Nearly all of the bogus accounts were caught before they had a chance to become "active" users of the social network, so they are not counted in the user figures the company reports regularly. Facebook estimates that about 5 per cent of its 2.45 billion user accounts are fake.
The company said in a report Wednesday that it also removed 18.5 million instances of child nudity and sexual exploitation from its main platform in the April-September period, up from 13 million in the previous six months. It says the increase was due to improvements in detection.
In addition, Facebook said it removed 11.4 million instances of hate speech during the period, up from 7.5 million in the previous six months. The company says it is beginning to remove hate speech proactively, the way it does with some extremist content, child-exploitation and other material.
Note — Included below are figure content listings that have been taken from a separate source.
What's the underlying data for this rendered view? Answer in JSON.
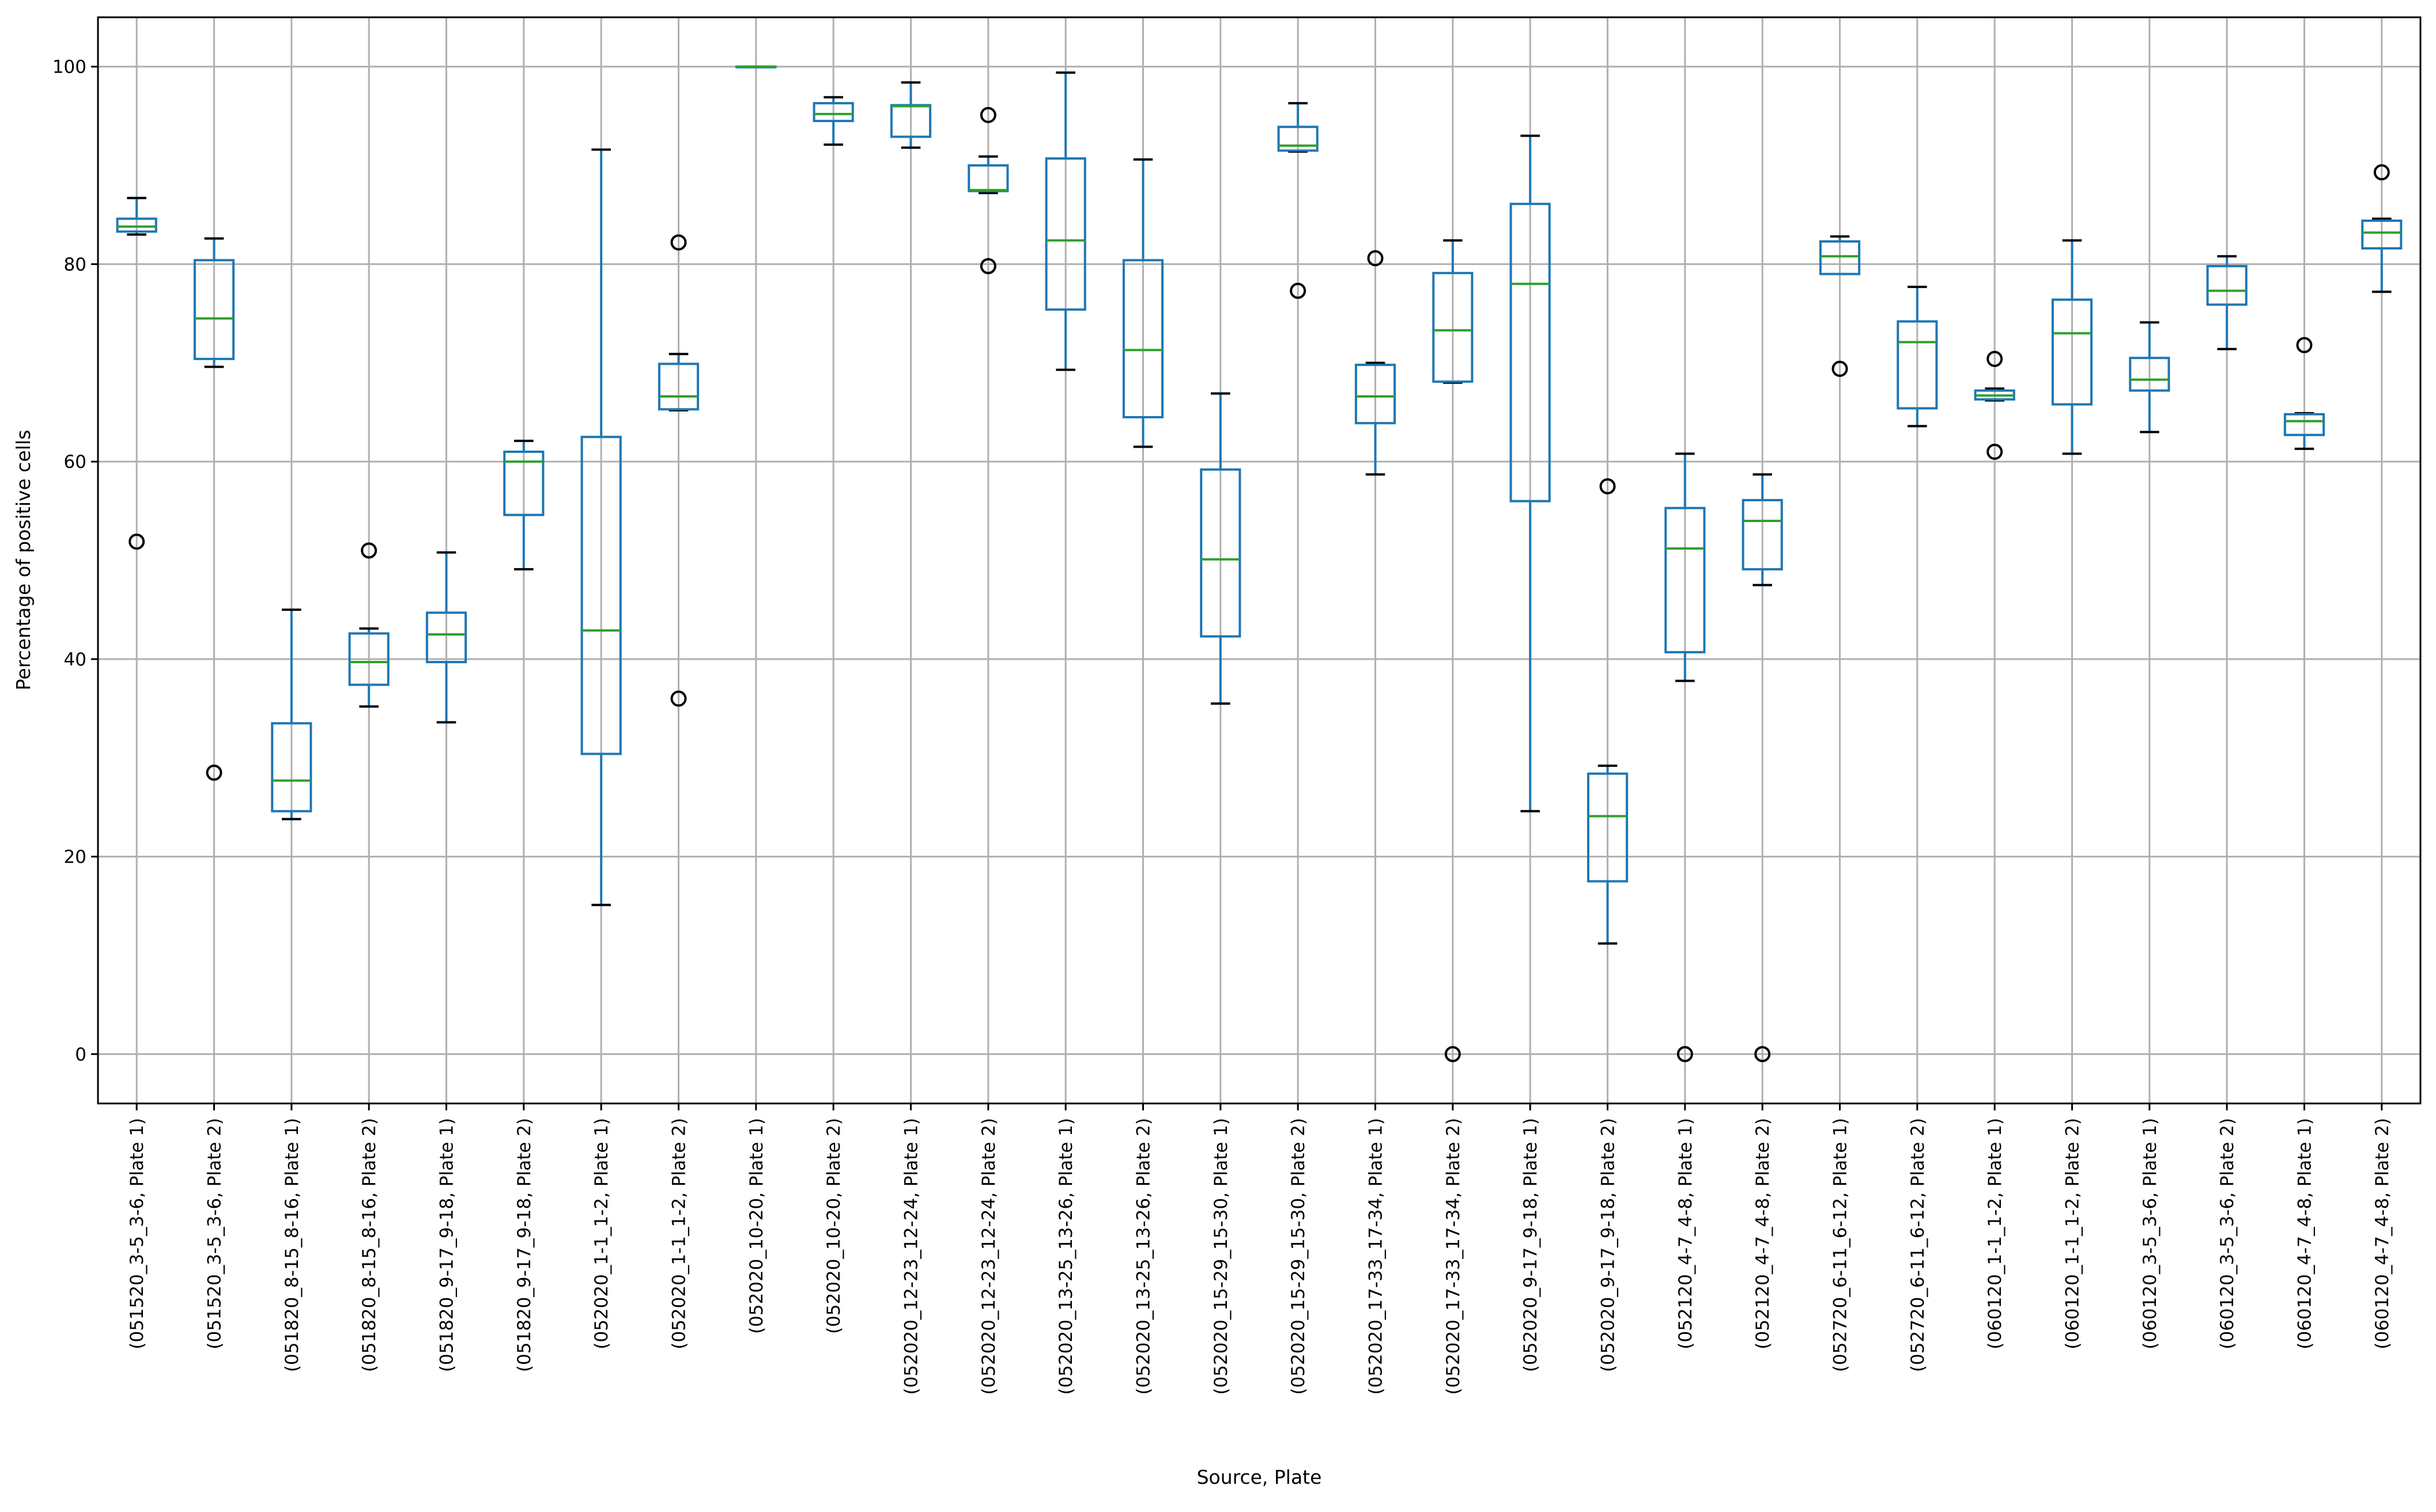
{
  "chart_data": {
    "type": "boxplot",
    "xlabel": "Source, Plate",
    "ylabel": "Percentage of positive cells",
    "ylim": [
      -5,
      105
    ],
    "yticks": [
      0,
      20,
      40,
      60,
      80,
      100
    ],
    "grid": true,
    "colors": {
      "box": "#1f77b4",
      "median": "#2ca02c",
      "cap": "#000000",
      "flier": "#000000",
      "grid": "#b0b0b0"
    },
    "categories": [
      "(051520_3-5_3-6, Plate 1)",
      "(051520_3-5_3-6, Plate 2)",
      "(051820_8-15_8-16, Plate 1)",
      "(051820_8-15_8-16, Plate 2)",
      "(051820_9-17_9-18, Plate 1)",
      "(051820_9-17_9-18, Plate 2)",
      "(052020_1-1_1-2, Plate 1)",
      "(052020_1-1_1-2, Plate 2)",
      "(052020_10-20, Plate 1)",
      "(052020_10-20, Plate 2)",
      "(052020_12-23_12-24, Plate 1)",
      "(052020_12-23_12-24, Plate 2)",
      "(052020_13-25_13-26, Plate 1)",
      "(052020_13-25_13-26, Plate 2)",
      "(052020_15-29_15-30, Plate 1)",
      "(052020_15-29_15-30, Plate 2)",
      "(052020_17-33_17-34, Plate 1)",
      "(052020_17-33_17-34, Plate 2)",
      "(052020_9-17_9-18, Plate 1)",
      "(052020_9-17_9-18, Plate 2)",
      "(052120_4-7_4-8, Plate 1)",
      "(052120_4-7_4-8, Plate 2)",
      "(052720_6-11_6-12, Plate 1)",
      "(052720_6-11_6-12, Plate 2)",
      "(060120_1-1_1-2, Plate 1)",
      "(060120_1-1_1-2, Plate 2)",
      "(060120_3-5_3-6, Plate 1)",
      "(060120_3-5_3-6, Plate 2)",
      "(060120_4-7_4-8, Plate 1)",
      "(060120_4-7_4-8, Plate 2)"
    ],
    "boxes": [
      {
        "whislo": 83.0,
        "q1": 83.3,
        "med": 83.8,
        "q3": 84.6,
        "whishi": 86.7,
        "fliers": [
          51.9
        ]
      },
      {
        "whislo": 69.6,
        "q1": 70.4,
        "med": 74.5,
        "q3": 80.4,
        "whishi": 82.6,
        "fliers": [
          28.5
        ]
      },
      {
        "whislo": 23.8,
        "q1": 24.6,
        "med": 27.7,
        "q3": 33.5,
        "whishi": 45.0,
        "fliers": []
      },
      {
        "whislo": 35.2,
        "q1": 37.4,
        "med": 39.7,
        "q3": 42.6,
        "whishi": 43.1,
        "fliers": [
          51.0
        ]
      },
      {
        "whislo": 33.6,
        "q1": 39.7,
        "med": 42.5,
        "q3": 44.7,
        "whishi": 50.8,
        "fliers": []
      },
      {
        "whislo": 49.1,
        "q1": 54.6,
        "med": 60.0,
        "q3": 61.0,
        "whishi": 62.1,
        "fliers": []
      },
      {
        "whislo": 15.1,
        "q1": 30.4,
        "med": 42.9,
        "q3": 62.5,
        "whishi": 91.6,
        "fliers": []
      },
      {
        "whislo": 65.2,
        "q1": 65.3,
        "med": 66.6,
        "q3": 69.9,
        "whishi": 70.9,
        "fliers": [
          82.2,
          36.0
        ]
      },
      {
        "whislo": 100.0,
        "q1": 100.0,
        "med": 100.0,
        "q3": 100.0,
        "whishi": 100.0,
        "fliers": []
      },
      {
        "whislo": 92.1,
        "q1": 94.5,
        "med": 95.2,
        "q3": 96.3,
        "whishi": 96.9,
        "fliers": []
      },
      {
        "whislo": 91.8,
        "q1": 92.9,
        "med": 96.0,
        "q3": 96.1,
        "whishi": 98.4,
        "fliers": []
      },
      {
        "whislo": 87.2,
        "q1": 87.4,
        "med": 87.5,
        "q3": 90.0,
        "whishi": 90.9,
        "fliers": [
          95.1,
          79.8
        ]
      },
      {
        "whislo": 69.3,
        "q1": 75.4,
        "med": 82.4,
        "q3": 90.7,
        "whishi": 99.4,
        "fliers": []
      },
      {
        "whislo": 61.5,
        "q1": 64.5,
        "med": 71.3,
        "q3": 80.4,
        "whishi": 90.6,
        "fliers": []
      },
      {
        "whislo": 35.5,
        "q1": 42.3,
        "med": 50.1,
        "q3": 59.2,
        "whishi": 66.9,
        "fliers": []
      },
      {
        "whislo": 91.4,
        "q1": 91.5,
        "med": 92.0,
        "q3": 93.9,
        "whishi": 96.3,
        "fliers": [
          77.3
        ]
      },
      {
        "whislo": 58.7,
        "q1": 63.9,
        "med": 66.6,
        "q3": 69.8,
        "whishi": 70.0,
        "fliers": [
          80.6
        ]
      },
      {
        "whislo": 68.0,
        "q1": 68.1,
        "med": 73.3,
        "q3": 79.1,
        "whishi": 82.4,
        "fliers": [
          0.0
        ]
      },
      {
        "whislo": 24.6,
        "q1": 56.0,
        "med": 78.0,
        "q3": 86.1,
        "whishi": 93.0,
        "fliers": []
      },
      {
        "whislo": 11.2,
        "q1": 17.5,
        "med": 24.1,
        "q3": 28.4,
        "whishi": 29.2,
        "fliers": [
          57.5
        ]
      },
      {
        "whislo": 37.8,
        "q1": 40.7,
        "med": 51.2,
        "q3": 55.3,
        "whishi": 60.8,
        "fliers": [
          0.0
        ]
      },
      {
        "whislo": 47.5,
        "q1": 49.1,
        "med": 54.0,
        "q3": 56.1,
        "whishi": 58.7,
        "fliers": [
          0.0
        ]
      },
      {
        "whislo": 79.0,
        "q1": 79.0,
        "med": 80.8,
        "q3": 82.3,
        "whishi": 82.8,
        "fliers": [
          69.4
        ]
      },
      {
        "whislo": 63.6,
        "q1": 65.4,
        "med": 72.1,
        "q3": 74.2,
        "whishi": 77.7,
        "fliers": []
      },
      {
        "whislo": 66.2,
        "q1": 66.3,
        "med": 66.7,
        "q3": 67.2,
        "whishi": 67.4,
        "fliers": [
          70.4,
          61.0
        ]
      },
      {
        "whislo": 60.8,
        "q1": 65.8,
        "med": 73.0,
        "q3": 76.4,
        "whishi": 82.4,
        "fliers": []
      },
      {
        "whislo": 63.0,
        "q1": 67.2,
        "med": 68.3,
        "q3": 70.5,
        "whishi": 74.1,
        "fliers": []
      },
      {
        "whislo": 71.4,
        "q1": 75.9,
        "med": 77.3,
        "q3": 79.8,
        "whishi": 80.8,
        "fliers": []
      },
      {
        "whislo": 61.3,
        "q1": 62.7,
        "med": 64.1,
        "q3": 64.8,
        "whishi": 64.9,
        "fliers": [
          71.8
        ]
      },
      {
        "whislo": 77.2,
        "q1": 81.6,
        "med": 83.2,
        "q3": 84.4,
        "whishi": 84.6,
        "fliers": [
          89.3
        ]
      }
    ]
  }
}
Facebook expanded the data it shares on its removal of terrorist propaganda. Its earlier reports only included data on al-Qaida, ISIS and their affiliates. The latest report shows Facebook detects material posted by non-ISIS or al-Qaida extremist groups at a lower rate than those two organizations.
The report is Facebook's fourth on standards enforcement and the first to include data from Instagram in areas such as child nudity, illicit firearm and drug sales, and terrorist propaganda. The company said it removed 1.3 million instances of child nudity and child sexual exploitation from Instagram during the reported period, much of it before people saw it.
Still, the company's latest transparency report arrives as regulators around the world continue to call on Facebook, and the rest of Silicon Valley, to be more aggressive in stopping the viral spread of harmful content, such as disinformation, graphic violence and hate speech. A series of high-profile failures over the past year have prompted some lawmakers, including Democrats and Republicans in the United States, to threaten to pass new laws holding tech giants responsible for failing to police their sites and services.
The calls for regulation only intensified after the deadly shooting in Christchurch, New Zealand, in March. Video of the gunman attacking two mosques spread rapidly on social media, including Facebook, evading tech companies' expensive systems for stopping such content from going viral. On Wednesday, Facebook offered new data about that incident, reporting that it had removed 4.5 million pieces of content related to the attack between March 15, the day it occurred, and September 30, nearly all of which it spotted before users reported it.